Örebro University School of Business

Call for paper

The AI-Econ Lab at Örebro University in association with the RATIO institute and Entrepreneurship Forum invite you to the 2021 annual conference of the TIISA network. The themes this year is trade and the digital transformation of services.

Background 

The COVID-19 crisis has seen an acceleration of the digital transformation of services and a rise in remote delivery of services both within and across borders. There is consequently an impetus to update trade policy and regulatory frameworks to unleash the potential for the digital transformation to support sustainable growth and job creation all over the world.

The global rules book on trade in services, the GATS, was established before the commercialization of the Internet, before bundling goods, services, and data into integrated solutions for customers became common, and before digital platforms became global and ubiquitous. Furthermore, IT and AI-based services that did not exist when GATS entered into force have raised new policy issues not foreseen in 1995.

Facing such fundamental challenges, the WTO established the Work Program on Electronic Commerce already in 1998. Its purpose was to investigate the relationship between existing WTO agreements for goods, services and intellectual property rights and e-commerce. The work program made little progress until the Joint Statement Initiative (JSI) on e-commerce was launched at the 11th WTO Ministerial in 2017. A consolidated negotiation text agreed in December 2020 addresses five broad issues: enabling e-commerce, openness, trust, telecommunications, and market access.

Meanwhile, a number of recent Free Trade Agreements (FTA) have included chapters on e-commerce and policies related to international data flows such as privacy, cyber security, electronic payment and data localization. Furthermore, digital economy agreements covering digital trade, collaboration on standards and other regulatory issues have been negotiated for instance between Australia and Singapore.

Areas of particular concern in the current debate, in addition to the five covered by the JSI, are digital services taxes, competition in the digital economy and the interaction between digital transition - including the uptake of artificial intelligence (AI) - digital trade, and jobs.
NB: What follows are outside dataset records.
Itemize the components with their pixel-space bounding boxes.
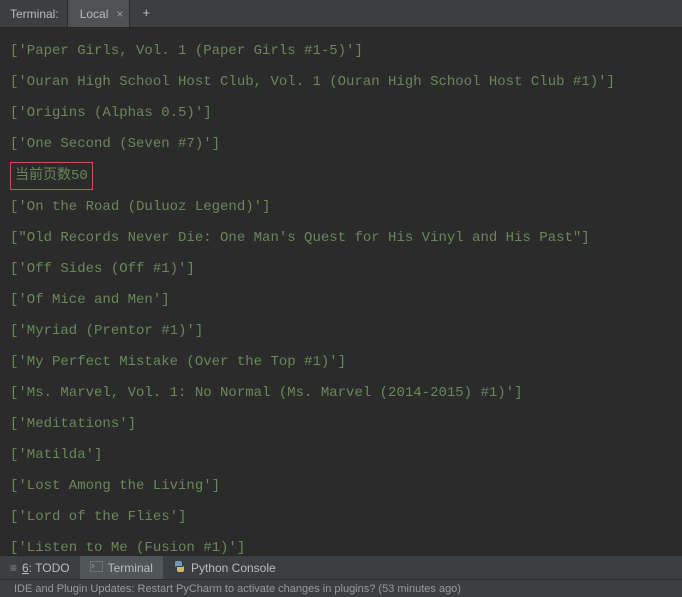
output-line: ['Lost Among the Living']	[10, 471, 676, 502]
highlighted-output-line: 当前页数50	[10, 162, 93, 190]
output-line: ['Myriad (Prentor #1)']	[10, 316, 676, 347]
todo-tool-button[interactable]: ≡ 6: TODO	[0, 556, 80, 579]
terminal-panel-label: Terminal:	[0, 0, 68, 27]
terminal-output[interactable]: ['Paper Girls, Vol. 1 (Paper Girls #1-5)…	[0, 28, 682, 555]
list-icon: ≡	[10, 561, 17, 575]
terminal-tool-button[interactable]: Terminal	[80, 556, 163, 579]
output-line: ['Paper Girls, Vol. 1 (Paper Girls #1-5)…	[10, 36, 676, 67]
python-icon	[173, 560, 186, 576]
terminal-top-bar: Terminal: Local × +	[0, 0, 682, 28]
todo-hotkey: 6	[22, 561, 29, 575]
output-line: ['Ouran High School Host Club, Vol. 1 (O…	[10, 67, 676, 98]
output-line: ['Ms. Marvel, Vol. 1: No Normal (Ms. Mar…	[10, 378, 676, 409]
status-message[interactable]: IDE and Plugin Updates: Restart PyCharm …	[14, 583, 461, 595]
output-line: ['On the Road (Duluoz Legend)']	[10, 192, 676, 223]
output-line: ['Lord of the Flies']	[10, 502, 676, 533]
output-line: ["Old Records Never Die: One Man's Quest…	[10, 223, 676, 254]
output-line: ['Off Sides (Off #1)']	[10, 254, 676, 285]
python-console-label: Python Console	[191, 561, 276, 575]
output-line: ['Listen to Me (Fusion #1)']	[10, 533, 676, 555]
output-line: ['One Second (Seven #7)']	[10, 129, 676, 160]
add-terminal-button[interactable]: +	[130, 6, 162, 21]
terminal-tool-label: Terminal	[108, 561, 153, 575]
output-line: ['Origins (Alphas 0.5)']	[10, 98, 676, 129]
bottom-tool-bar: ≡ 6: TODO Terminal Python Console	[0, 555, 682, 579]
status-bar: IDE and Plugin Updates: Restart PyCharm …	[0, 579, 682, 597]
todo-label: : TODO	[29, 561, 70, 575]
output-line: ['Matilda']	[10, 440, 676, 471]
output-line: ['Meditations']	[10, 409, 676, 440]
terminal-tab-local[interactable]: Local ×	[68, 0, 131, 27]
output-line: ['My Perfect Mistake (Over the Top #1)']	[10, 347, 676, 378]
python-console-tool-button[interactable]: Python Console	[163, 556, 286, 579]
terminal-tab-label: Local	[80, 7, 109, 21]
terminal-icon	[90, 561, 103, 575]
output-line: ['Of Mice and Men']	[10, 285, 676, 316]
close-icon[interactable]: ×	[116, 7, 123, 21]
Finally, there is growing concern that the digital gap between rich and poor countries may have widened during the COVID crisis.   

Topics

Against this backdrop we invite papers covering, but not limited to, the following topics:

  • The digital transformation of services and the WTO rule book
  • The digital transformation of services: lessons from free trade agreements and digital economy agreements
  • Digital transformation, services trade and jobs
  • Innovation, entrepreneurship and the development of new digital services
  • Regulatory impact on data-driven innovation in (digital) services (e.g. data and privacy protection, GDPR)
  • The role of competition and competition policy in shaping global digital services markets
  • Sector studies of digital transformation and trade (e.g. finance, telecom, media, health, education

Format

2 keynote speakers.

9 papers will be selected.

The papers selected will have:

15 minutes per presentation.

10 minutes for the discussant of the paper.

5 minutes open discussion.

Additional activities: reception, Örebro (10th); policy round table dinner + webinar, Stockholm (11-12th).